Rather than opt out for yet another week, though, in the small window I’ve got, I thought I’d invite you to share your favorite recent fantasy/science fiction/speculative fiction/horror reads. But here’s the challenge: it must have been published in this century! It’s a solid plan: we support breathing authors and help build each other’s TBR lists. Deal?
I’ve been reading a lot lately, and reading a lot of great stuff. Tops on my list of the past two decades would be really hard to winnow down, but here are a few:
Most recently, Tamsyn Muir’s Locked Tomb series, currently clocking in with Gideon the Ninth and Harrow the Ninth. Muir’s storytelling is taut, her plotting surprising, her use of hoary tropes innovative, her language impeccable, her narrator unreliable.
Speaking of hoary tropes, you can’t beat Martha Wells’ Murderbot series. SecUnit is a most appealing protagonist, and Wells’ inversion of classic pulp science fiction devices is delicious.
T.J. Klune’s Under the Whispering Door is equal parts delight and grief, and a treasure. If your heart has ever been broken, read it.
Mark Z. Danielewski’s House of Leaves just squeaks into eligibility, having been published...can it really be 22 years ago? Inexplicable and terrifying, pitting generally average people against a universe that’s supremely incomprehensible and indifferent to their suffering. Still keeps me awake some nights.
And finally, perhaps it’s the attack on its author that brings it to mind as I’m hurriedly typing, but Salman Rushdie’s The Enchantress of Florence is a gem of a novel. Incandescently beautiful with a horrific underbelly.
I’m in mind tonight of Ursula Le Guin’s National Book Award speech, in which she foresaw that we would need, more than ever, writers of the imagination.
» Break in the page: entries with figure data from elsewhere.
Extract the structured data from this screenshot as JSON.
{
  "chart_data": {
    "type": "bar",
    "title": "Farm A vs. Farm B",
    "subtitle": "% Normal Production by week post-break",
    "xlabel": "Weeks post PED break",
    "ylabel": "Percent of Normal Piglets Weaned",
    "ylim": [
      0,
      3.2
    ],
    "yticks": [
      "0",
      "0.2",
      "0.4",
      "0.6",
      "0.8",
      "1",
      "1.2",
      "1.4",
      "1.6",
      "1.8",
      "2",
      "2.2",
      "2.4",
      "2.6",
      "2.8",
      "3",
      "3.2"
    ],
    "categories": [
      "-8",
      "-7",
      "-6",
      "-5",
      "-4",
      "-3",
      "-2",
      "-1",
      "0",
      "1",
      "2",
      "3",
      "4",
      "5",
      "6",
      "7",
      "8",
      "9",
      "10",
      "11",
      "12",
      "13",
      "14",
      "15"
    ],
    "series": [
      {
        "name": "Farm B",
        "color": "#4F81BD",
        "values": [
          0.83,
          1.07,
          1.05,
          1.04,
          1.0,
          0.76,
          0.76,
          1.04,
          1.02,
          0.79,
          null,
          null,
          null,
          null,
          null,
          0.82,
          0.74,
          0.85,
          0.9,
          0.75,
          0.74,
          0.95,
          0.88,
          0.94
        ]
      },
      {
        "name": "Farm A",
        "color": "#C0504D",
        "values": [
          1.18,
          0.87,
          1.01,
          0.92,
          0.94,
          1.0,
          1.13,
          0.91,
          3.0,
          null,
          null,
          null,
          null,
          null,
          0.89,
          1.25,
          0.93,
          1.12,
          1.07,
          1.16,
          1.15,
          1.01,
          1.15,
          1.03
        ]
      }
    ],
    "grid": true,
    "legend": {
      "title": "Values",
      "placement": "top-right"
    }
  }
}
Rushdie stands in the forefront of the crowd — equal parts innovator, storyteller, fearless speaker of truth no matter how welcome or unwelcome. I hope he recovers and continues his courageous life. I hope for his attacker...well, I’m torn. Part of me wants him to be reconciled and cognizant of his crime, and part of me wants him punished. He too stands at the forefront, but his crowd is made up of religious terrorists, bad state actors, and insurrectionists.
In the Great Sorting, I know which group I’d rather be in. Storytellers are good partiers, too. Imagine splitting a bottle of wine with Geoffrey Chaucer — even today, even with the inevitable language barriers for most of us, it’s an appealing notion.
Okay, I’ve offered up my top five picks of the moment (excepting Robin McKinley’s Sunshine, [thanks for the recommendation, Brian] which is quite charming and for which I think a sequel is due). Your turn.
P.S.
I’d be remiss not to mention the gorgeousness of The Sandman on Netflix. Season 1 covers the first two books, Preludes and Nocturnes and A Doll’s House. It’s painterly in form, reproducing many of the iconic scenes from the comics. The excisions and changes from the original are, on the whole, streamlining and smoothing the rough edges. I was particularly happy with the changes to John Dee’s character from maniac to deliberately and politely insane, and impeccably portrayed by David Thewlis. Neil Gaiman’s fingerprints are all over the adaptation, and it’s worth a trial month of Netflix just to watch it.